Stem cell (SC)-based therapies hold the potential to revolutionize therapeutics by enhancing the body's natural repair processes. Currently, there are only three SC therapies with marketing authorization within the European Union. To optimize outcomes, it is important to understand the biodistribution and behavior of transplanted SCs in vivo. A variety of imaging agents have been developed to trace SCs; however, they mostly lack the ability to simultaneously monitor the SC function and biodistribution at high resolutions. Here, we report the synthesis and application of a nanoparticle (NP) construct consisting of a gold NP core coated with rhodamine B isothiocyanate (RITC)-doped mesoporous silica (AuMS). The MS layer further contained a thiol-modified internal surface and an amine-modified external surface for dye conjugation.

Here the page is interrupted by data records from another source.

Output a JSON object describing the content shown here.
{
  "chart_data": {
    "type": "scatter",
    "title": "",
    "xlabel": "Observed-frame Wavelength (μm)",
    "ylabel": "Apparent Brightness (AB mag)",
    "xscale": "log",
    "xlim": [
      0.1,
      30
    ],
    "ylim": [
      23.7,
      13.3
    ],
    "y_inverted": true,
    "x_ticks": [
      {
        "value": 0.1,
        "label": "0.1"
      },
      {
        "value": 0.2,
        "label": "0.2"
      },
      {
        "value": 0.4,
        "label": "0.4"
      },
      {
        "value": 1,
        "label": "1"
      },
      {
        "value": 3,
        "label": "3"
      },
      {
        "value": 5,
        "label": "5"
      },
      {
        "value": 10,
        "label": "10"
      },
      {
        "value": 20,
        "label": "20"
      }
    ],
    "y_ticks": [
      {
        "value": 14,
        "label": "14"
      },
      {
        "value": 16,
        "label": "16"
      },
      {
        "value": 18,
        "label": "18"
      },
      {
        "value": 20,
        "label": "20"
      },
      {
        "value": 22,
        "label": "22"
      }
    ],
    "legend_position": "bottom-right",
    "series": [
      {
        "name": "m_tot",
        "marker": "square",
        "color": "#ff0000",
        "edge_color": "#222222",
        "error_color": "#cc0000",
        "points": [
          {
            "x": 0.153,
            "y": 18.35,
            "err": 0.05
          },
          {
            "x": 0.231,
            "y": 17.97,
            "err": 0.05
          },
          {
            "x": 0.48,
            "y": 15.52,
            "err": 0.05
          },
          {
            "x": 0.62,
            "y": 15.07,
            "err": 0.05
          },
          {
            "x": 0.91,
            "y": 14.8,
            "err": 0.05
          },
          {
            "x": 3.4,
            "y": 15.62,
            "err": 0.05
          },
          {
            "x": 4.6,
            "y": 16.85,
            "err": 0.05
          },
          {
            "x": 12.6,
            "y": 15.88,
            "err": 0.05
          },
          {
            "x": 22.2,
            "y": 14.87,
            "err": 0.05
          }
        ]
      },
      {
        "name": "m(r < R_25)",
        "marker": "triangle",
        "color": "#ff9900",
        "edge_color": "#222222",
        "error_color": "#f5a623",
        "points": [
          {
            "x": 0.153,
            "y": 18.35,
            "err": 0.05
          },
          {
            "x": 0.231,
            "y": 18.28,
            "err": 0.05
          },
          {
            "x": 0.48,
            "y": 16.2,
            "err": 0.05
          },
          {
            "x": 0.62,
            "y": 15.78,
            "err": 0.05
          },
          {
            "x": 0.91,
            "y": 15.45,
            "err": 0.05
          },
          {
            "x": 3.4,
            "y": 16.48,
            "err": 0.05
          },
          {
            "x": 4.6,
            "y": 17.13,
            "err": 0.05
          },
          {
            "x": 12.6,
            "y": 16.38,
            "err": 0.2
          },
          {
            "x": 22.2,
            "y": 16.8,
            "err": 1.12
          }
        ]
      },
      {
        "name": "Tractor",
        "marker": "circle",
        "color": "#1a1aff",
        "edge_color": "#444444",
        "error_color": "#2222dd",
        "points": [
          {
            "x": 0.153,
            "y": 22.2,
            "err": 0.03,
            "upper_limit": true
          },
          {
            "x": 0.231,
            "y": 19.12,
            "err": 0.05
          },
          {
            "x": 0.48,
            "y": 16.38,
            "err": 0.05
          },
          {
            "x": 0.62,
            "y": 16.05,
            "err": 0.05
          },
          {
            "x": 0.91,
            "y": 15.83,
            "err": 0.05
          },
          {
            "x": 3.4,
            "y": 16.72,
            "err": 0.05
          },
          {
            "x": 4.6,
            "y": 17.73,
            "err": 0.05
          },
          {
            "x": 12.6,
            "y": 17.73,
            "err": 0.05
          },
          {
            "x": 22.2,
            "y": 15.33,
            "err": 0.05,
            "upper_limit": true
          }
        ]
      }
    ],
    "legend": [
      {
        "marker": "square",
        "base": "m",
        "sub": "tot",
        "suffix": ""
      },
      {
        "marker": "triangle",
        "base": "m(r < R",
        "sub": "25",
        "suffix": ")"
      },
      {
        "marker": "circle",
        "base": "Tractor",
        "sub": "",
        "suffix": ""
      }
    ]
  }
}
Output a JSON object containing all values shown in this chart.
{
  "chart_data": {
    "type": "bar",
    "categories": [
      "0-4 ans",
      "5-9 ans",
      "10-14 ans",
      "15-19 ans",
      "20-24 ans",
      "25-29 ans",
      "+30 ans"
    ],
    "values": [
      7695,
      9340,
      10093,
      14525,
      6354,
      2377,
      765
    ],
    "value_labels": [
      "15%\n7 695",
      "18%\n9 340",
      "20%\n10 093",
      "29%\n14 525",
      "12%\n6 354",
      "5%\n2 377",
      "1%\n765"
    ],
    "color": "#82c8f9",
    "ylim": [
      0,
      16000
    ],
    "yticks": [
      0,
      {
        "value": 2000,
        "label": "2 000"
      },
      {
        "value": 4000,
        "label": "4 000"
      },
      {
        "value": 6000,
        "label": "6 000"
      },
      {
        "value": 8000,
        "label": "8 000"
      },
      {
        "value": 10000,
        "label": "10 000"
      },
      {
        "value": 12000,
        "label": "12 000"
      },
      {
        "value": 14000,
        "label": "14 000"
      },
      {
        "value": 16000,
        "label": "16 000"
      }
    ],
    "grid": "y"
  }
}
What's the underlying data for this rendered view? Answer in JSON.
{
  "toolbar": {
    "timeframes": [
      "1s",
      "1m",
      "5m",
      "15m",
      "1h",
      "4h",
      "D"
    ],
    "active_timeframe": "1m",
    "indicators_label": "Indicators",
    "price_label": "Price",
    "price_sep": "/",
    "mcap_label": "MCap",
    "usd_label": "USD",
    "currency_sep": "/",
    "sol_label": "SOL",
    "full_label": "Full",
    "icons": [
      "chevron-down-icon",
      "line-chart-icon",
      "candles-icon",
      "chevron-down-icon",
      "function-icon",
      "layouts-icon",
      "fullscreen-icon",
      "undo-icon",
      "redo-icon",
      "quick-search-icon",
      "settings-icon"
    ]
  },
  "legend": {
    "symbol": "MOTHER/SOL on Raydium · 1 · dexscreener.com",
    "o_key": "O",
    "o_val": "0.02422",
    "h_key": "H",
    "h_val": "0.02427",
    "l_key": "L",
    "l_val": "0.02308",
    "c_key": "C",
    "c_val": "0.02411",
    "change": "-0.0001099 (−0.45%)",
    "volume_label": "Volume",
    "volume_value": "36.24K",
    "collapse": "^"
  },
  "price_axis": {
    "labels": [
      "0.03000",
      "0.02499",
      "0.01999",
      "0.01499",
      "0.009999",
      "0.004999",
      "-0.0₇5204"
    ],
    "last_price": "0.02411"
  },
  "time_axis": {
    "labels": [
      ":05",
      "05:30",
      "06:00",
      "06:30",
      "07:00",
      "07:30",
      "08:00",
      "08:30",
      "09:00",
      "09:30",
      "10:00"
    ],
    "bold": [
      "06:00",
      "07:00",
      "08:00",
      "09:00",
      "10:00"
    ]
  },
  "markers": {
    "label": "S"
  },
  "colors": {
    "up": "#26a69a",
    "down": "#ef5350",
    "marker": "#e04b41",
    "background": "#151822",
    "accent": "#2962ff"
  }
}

Highly fluorescent AuMS of three different sizes were successfully synthesized. The NPs were non-toxic and efficiently taken up by limbal epithelial SCs (LESCs). We further showed that we can functionalize AuMS with a reactive oxygen species (ROS)-sensitive fluorescent dye using two methods, loading the probe into the mesopores, with or without additional capping by a lipid bilayer, and by covalent attachment to surface and/or mesoporous-functionalized thiol groups. All four formulations displayed a ROS concentration-dependent increase in fluorescence. Further, in an ex vivo SC transplantation model, a combination of optical coherence tomography and fluorescence microscopy was used to synergistically identify AuMS-labeled LESC distribution at micrometer resolution. Our AuMS constructs allow for multimodal imaging and simultaneous ROS sensing of SCs and represent a promising tool for in vivo SC tracing.